全身を板金鎧で完全武装した騎士たち総勢十三人が、三人の前に現れたのだ。
「剣士ハッシュ、貴様を連行する。罪状は国家反逆罪だ」
するとハッシュは大笑いし、腰にぶら下げていた剣を外し、それを地面に落とした。
「いい心がけだハッシュ。この騎士隊長である私の要求を理解しているようだ」
「サブリナ、その剣はお前が使いなさい」
縄にかけられながら、ハッシュは続ける。
「オルステッドさん、よくやった」
サブリナもオルステッドさんも連れて行かれようとしているハッシュを助けようとする。しかし、サブリナは剣がひん曲がっているし、オルステッドさんは立ち上がることが出来ない。それ以前に戦用のハルバードを二人はむけられていて、立ち上がったらなすすべ無く突き殺されるだろう。

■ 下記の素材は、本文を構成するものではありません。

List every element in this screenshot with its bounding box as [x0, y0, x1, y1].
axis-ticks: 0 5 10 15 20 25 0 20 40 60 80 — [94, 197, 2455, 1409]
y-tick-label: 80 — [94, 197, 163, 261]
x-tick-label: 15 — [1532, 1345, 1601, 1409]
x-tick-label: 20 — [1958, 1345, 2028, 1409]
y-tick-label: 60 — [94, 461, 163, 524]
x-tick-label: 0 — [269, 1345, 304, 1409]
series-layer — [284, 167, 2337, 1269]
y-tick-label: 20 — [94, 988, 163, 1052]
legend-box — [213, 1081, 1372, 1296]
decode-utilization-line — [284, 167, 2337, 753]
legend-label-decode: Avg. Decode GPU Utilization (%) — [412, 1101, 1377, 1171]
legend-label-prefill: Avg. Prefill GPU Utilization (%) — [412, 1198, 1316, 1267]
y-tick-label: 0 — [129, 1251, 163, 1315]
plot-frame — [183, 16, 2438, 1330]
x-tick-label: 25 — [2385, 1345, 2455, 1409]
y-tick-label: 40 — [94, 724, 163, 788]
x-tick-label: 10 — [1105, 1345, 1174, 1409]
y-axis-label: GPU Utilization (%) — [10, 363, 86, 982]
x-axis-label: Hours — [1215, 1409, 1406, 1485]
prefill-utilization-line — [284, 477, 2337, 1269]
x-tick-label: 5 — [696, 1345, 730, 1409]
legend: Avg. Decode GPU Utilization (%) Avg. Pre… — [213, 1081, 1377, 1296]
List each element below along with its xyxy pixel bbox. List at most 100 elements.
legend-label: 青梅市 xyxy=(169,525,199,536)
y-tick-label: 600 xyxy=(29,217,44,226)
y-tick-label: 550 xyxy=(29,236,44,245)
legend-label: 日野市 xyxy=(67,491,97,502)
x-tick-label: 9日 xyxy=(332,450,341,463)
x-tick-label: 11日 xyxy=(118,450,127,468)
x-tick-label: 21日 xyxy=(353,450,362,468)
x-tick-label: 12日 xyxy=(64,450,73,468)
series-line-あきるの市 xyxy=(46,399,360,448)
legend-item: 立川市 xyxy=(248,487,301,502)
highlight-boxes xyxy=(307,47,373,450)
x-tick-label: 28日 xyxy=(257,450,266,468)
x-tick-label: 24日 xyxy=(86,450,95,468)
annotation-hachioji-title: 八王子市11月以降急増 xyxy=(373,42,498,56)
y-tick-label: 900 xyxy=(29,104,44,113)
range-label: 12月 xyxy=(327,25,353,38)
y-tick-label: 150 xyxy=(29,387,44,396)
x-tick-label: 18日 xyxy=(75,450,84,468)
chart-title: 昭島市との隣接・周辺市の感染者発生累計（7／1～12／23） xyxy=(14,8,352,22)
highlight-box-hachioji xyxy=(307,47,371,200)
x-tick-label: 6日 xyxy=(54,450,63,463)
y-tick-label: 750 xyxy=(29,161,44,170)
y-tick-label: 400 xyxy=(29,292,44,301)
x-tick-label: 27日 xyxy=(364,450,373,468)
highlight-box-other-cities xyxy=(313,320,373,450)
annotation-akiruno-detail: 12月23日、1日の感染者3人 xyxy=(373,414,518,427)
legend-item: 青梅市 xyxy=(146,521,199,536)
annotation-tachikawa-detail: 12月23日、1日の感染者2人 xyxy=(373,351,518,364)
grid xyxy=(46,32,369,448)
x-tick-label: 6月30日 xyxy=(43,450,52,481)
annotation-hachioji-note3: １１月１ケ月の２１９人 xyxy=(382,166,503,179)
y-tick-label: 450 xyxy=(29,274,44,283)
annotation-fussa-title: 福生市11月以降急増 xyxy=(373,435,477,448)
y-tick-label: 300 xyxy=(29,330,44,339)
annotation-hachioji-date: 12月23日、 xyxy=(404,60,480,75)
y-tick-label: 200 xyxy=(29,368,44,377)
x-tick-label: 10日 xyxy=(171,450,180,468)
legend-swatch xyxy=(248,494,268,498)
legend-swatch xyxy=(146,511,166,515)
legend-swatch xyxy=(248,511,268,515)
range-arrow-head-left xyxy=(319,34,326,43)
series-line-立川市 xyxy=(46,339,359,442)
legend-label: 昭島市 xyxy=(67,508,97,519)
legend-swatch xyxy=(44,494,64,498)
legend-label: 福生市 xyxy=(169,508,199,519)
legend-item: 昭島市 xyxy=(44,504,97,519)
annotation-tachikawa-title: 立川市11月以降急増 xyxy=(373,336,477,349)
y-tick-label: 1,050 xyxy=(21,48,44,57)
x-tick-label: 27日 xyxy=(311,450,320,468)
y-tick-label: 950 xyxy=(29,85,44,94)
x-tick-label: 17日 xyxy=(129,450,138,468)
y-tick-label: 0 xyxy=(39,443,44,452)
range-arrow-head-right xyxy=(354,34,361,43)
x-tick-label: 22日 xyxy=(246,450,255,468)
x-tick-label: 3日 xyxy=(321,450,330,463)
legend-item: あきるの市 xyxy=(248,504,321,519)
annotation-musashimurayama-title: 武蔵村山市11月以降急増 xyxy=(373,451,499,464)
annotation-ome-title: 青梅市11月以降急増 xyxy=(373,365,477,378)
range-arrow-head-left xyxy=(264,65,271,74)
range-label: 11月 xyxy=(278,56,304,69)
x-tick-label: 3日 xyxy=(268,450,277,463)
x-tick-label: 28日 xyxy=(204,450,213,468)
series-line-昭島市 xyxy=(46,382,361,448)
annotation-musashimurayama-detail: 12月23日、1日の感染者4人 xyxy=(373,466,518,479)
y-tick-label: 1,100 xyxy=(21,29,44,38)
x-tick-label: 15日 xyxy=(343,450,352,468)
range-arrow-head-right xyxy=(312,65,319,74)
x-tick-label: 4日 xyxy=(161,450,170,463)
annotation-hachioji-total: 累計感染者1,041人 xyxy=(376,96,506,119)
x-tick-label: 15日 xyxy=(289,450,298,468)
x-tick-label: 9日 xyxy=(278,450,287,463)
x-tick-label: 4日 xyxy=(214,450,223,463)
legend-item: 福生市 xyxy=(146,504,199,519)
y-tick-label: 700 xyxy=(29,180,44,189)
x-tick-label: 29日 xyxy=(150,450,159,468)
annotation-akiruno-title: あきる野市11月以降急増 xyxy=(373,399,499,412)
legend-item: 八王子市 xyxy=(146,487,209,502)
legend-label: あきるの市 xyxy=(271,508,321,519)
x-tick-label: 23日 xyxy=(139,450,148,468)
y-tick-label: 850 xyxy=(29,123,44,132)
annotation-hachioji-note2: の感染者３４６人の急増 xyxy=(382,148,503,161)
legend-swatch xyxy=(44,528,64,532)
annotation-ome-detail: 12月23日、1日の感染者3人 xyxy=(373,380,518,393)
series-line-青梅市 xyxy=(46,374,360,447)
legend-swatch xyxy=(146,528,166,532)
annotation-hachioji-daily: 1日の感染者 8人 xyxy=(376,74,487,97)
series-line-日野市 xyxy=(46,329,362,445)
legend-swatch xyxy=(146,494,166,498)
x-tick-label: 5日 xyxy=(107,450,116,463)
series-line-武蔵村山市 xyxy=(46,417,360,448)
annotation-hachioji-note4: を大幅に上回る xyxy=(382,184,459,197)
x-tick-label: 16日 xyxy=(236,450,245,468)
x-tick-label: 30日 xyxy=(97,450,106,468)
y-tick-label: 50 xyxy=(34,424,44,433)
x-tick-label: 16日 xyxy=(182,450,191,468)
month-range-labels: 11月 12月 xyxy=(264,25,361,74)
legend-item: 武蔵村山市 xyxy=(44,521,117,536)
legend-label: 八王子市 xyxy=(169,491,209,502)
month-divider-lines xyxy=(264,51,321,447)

「さあ、西域無敵マスターゴタールこと剣士ハッシュ。王都へ向かうぞ」
馬に乗った騎士たちは、ハッシュをつれて山をおりていった。
エピローグ
「うう、師匠……」
オルステッドさんは泣いているサブリナの肩を叩く。
「大丈夫? 何が大丈夫なの! え? オルステッドさんが師匠を助けてくれるって?」
オルステッドさんはうんうんとうなずく。
へばり込んでいたサブリナは立ち上がり、涙をふく。
「そうね、泣いてばかりいられないわ」
サブリナはハッシュの剣を拾い上げ、腰にぶら下げる。そしてひん曲がった鉄の剣と涙を捨てて、オルステッドさんと一緒に山をおりていった。
「絶対に救い出します。師匠!」
決意するサブリナの手を引き、オルステッドさんは王都へ向かったのだった。